OBJECTIVE: This study aims to investigate the safety and feasibility of using a deep learning algorithm to calculate computed tomography angiography-based fractional flow reserve (DL-FFRCT) as an alternative to invasive coronary angiography (ICA) in the selection of patients for coronary intervention. MATERIALS AND METHODS: Patients (N = 296) with symptomatic coronary artery disease identified by coronary computed tomography angiography (CTA) with stenosis over 50% were retrospectively enrolled from a single centre in this study. ICA-guided interventions were performed in patients at admission, and DL-FFRCT was conducted retrospectively. The influences on decision-making by using DL-FFRCT and the clinical outcome were compared to those of ICA-guided care for symptomatic CAD at the 2-year follow-up evaluation. RESULT: Two hundred forty-three patients were evaluated. Up to 72% of diagnostic ICA studies could have been avoided by using a DL-FFRCT value > 0.8 as a cut-off for intervention. A similar major adverse cardiovascular event (MACE) rate was observed in patients who underwent revascularisation with a DL-FFRCT value ≤ 0.8 (2.9%) compared to that of ICA-guided interventions (3.3%) (stented lesions with ICA stenosis > 75%) (p = 0.838).

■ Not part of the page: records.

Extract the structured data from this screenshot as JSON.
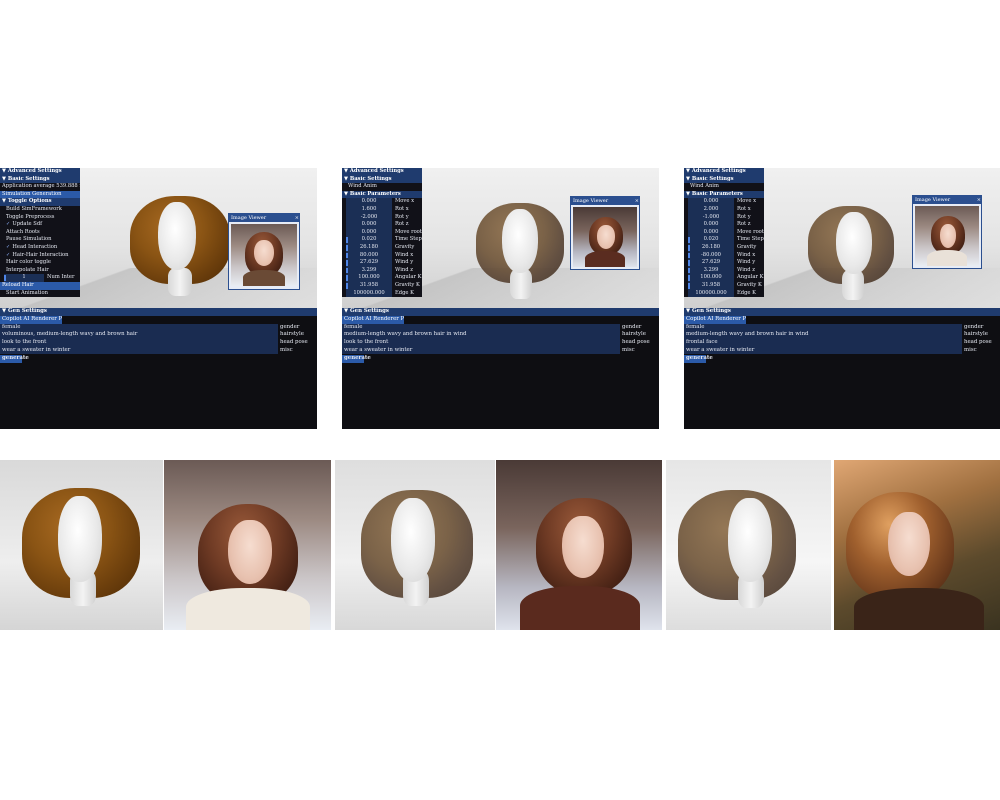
{
  "panel1": {
    "ui_rows": [
      {
        "text": "Advanced Settings",
        "style": "hdr"
      },
      {
        "text": "Basic Settings",
        "style": "hdr"
      },
      {
        "text": "Application average 539.888 ms/f",
        "style": "plain"
      },
      {
        "text": "Simulation Generation",
        "style": "sel"
      },
      {
        "text": "Toggle Options",
        "style": "hdr"
      },
      {
        "text": "Build SimFramework",
        "style": "sub"
      },
      {
        "text": "Toggle Preprocess",
        "style": "sub"
      },
      {
        "text": "Update Sdf",
        "style": "chk"
      },
      {
        "text": "Attach Roots",
        "style": "sub"
      },
      {
        "text": "Pause Simulation",
        "style": "sub"
      },
      {
        "text": "Head Interaction",
        "style": "chk"
      },
      {
        "text": "Hair-Hair Interaction",
        "style": "chk"
      },
      {
        "text": "Hair color toggle",
        "style": "sub"
      },
      {
        "text": "Interpolate Hair",
        "style": "sub"
      }
    ],
    "num_input": {
      "value": "1",
      "label": "Num Inter"
    },
    "reload_label": "Reload Hair",
    "start_label": "Start Animation",
    "image_viewer_title": "Image Viewer",
    "gen": {
      "header": "Gen Settings",
      "section": "Copilot AI Renderer Perm",
      "rows": [
        {
          "value": "female",
          "label": "gender"
        },
        {
          "value": "voluminous, medium-length wavy and brown hair",
          "label": "hairstyle"
        },
        {
          "value": "look to the front",
          "label": "head pose"
        },
        {
          "value": "wear a sweater in winter",
          "label": "misc"
        }
      ],
      "button": "generate"
    }
  },
  "panel2": {
    "ui_rows": [
      {
        "text": "Advanced Settings",
        "style": "hdr"
      },
      {
        "text": "Basic Settings",
        "style": "hdr"
      },
      {
        "text": "Wind Anim",
        "style": "sub"
      },
      {
        "text": "Basic Parameters",
        "style": "hdr"
      }
    ],
    "params": [
      {
        "value": "0.000",
        "label": "Move x",
        "bar": false
      },
      {
        "value": "1.600",
        "label": "Rot x",
        "bar": false
      },
      {
        "value": "-2.000",
        "label": "Rot y",
        "bar": false
      },
      {
        "value": "0.000",
        "label": "Rot z",
        "bar": false
      },
      {
        "value": "0.000",
        "label": "Move root",
        "bar": false
      },
      {
        "value": "0.020",
        "label": "Time Step",
        "bar": true
      },
      {
        "value": "26.180",
        "label": "Gravity",
        "bar": true
      },
      {
        "value": "80.000",
        "label": "Wind x",
        "bar": true
      },
      {
        "value": "27.629",
        "label": "Wind y",
        "bar": true
      },
      {
        "value": "3.299",
        "label": "Wind z",
        "bar": true
      },
      {
        "value": "100.000",
        "label": "Angular K",
        "bar": true
      },
      {
        "value": "31.958",
        "label": "Gravity K",
        "bar": true
      },
      {
        "value": "100000.000",
        "label": "Edge K",
        "bar": false
      }
    ],
    "image_viewer_title": "Image Viewer",
    "gen": {
      "header": "Gen Settings",
      "section": "Copilot AI Renderer Perm",
      "rows": [
        {
          "value": "female",
          "label": "gender"
        },
        {
          "value": "medium-length wavy and brown hair in wind",
          "label": "hairstyle"
        },
        {
          "value": "look to the front",
          "label": "head pose"
        },
        {
          "value": "wear a sweater in winter",
          "label": "misc"
        }
      ],
      "button": "generate"
    }
  },
  "panel3": {
    "ui_rows": [
      {
        "text": "Advanced Settings",
        "style": "hdr"
      },
      {
        "text": "Basic Settings",
        "style": "hdr"
      },
      {
        "text": "Wind Anim",
        "style": "sub"
      },
      {
        "text": "Basic Parameters",
        "style": "hdr"
      }
    ],
    "params": [
      {
        "value": "0.000",
        "label": "Move x",
        "bar": false
      },
      {
        "value": "2.000",
        "label": "Rot x",
        "bar": false
      },
      {
        "value": "-1.000",
        "label": "Rot y",
        "bar": false
      },
      {
        "value": "0.000",
        "label": "Rot z",
        "bar": false
      },
      {
        "value": "0.000",
        "label": "Move root",
        "bar": false
      },
      {
        "value": "0.020",
        "label": "Time Step",
        "bar": true
      },
      {
        "value": "26.180",
        "label": "Gravity",
        "bar": true
      },
      {
        "value": "-80.000",
        "label": "Wind x",
        "bar": true
      },
      {
        "value": "27.629",
        "label": "Wind y",
        "bar": true
      },
      {
        "value": "3.299",
        "label": "Wind z",
        "bar": true
      },
      {
        "value": "100.000",
        "label": "Angular K",
        "bar": true
      },
      {
        "value": "31.958",
        "label": "Gravity K",
        "bar": true
      },
      {
        "value": "100000.000",
        "label": "Edge K",
        "bar": false
      }
    ],
    "image_viewer_title": "Image Viewer",
    "gen": {
      "header": "Gen Settings",
      "section": "Copilot AI Renderer Perm",
      "rows": [
        {
          "value": "female",
          "label": "gender"
        },
        {
          "value": "medium-length wavy and brown hair in wind",
          "label": "hairstyle"
        },
        {
          "value": "frontal face",
          "label": "head pose"
        },
        {
          "value": "wear a sweater in winter",
          "label": "misc"
        }
      ],
      "button": "generate"
    }
  },
  "close_glyph": "×",
  "collapse_glyph": "▼"
}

CONCLUSION: DL-FFRCT can reduce the need for diagnostic coronary angiography when identifying patients suitable for coronary intervention. A low MACE rate was found in a 2-year follow-up investigation. KEY POINTS: • Seventy-two percent of diagnostic ICA studies could have been avoided by using a DL-FFRCT value > 0.8 as a cut-off for intervention. • Coronary artery stenting based on the diagnosis by using a 320-detector row CT scanner and a positive DL-FFRCT value could potentially be associated with a lower occurrence rate of major adverse cardiovascular events (2.9%) within the first 2 years. • A low event rate was found when intervention was performed in tandem lesions with haemodynamic significance based on DL-FFRCT < 0.8 as a cut-off value.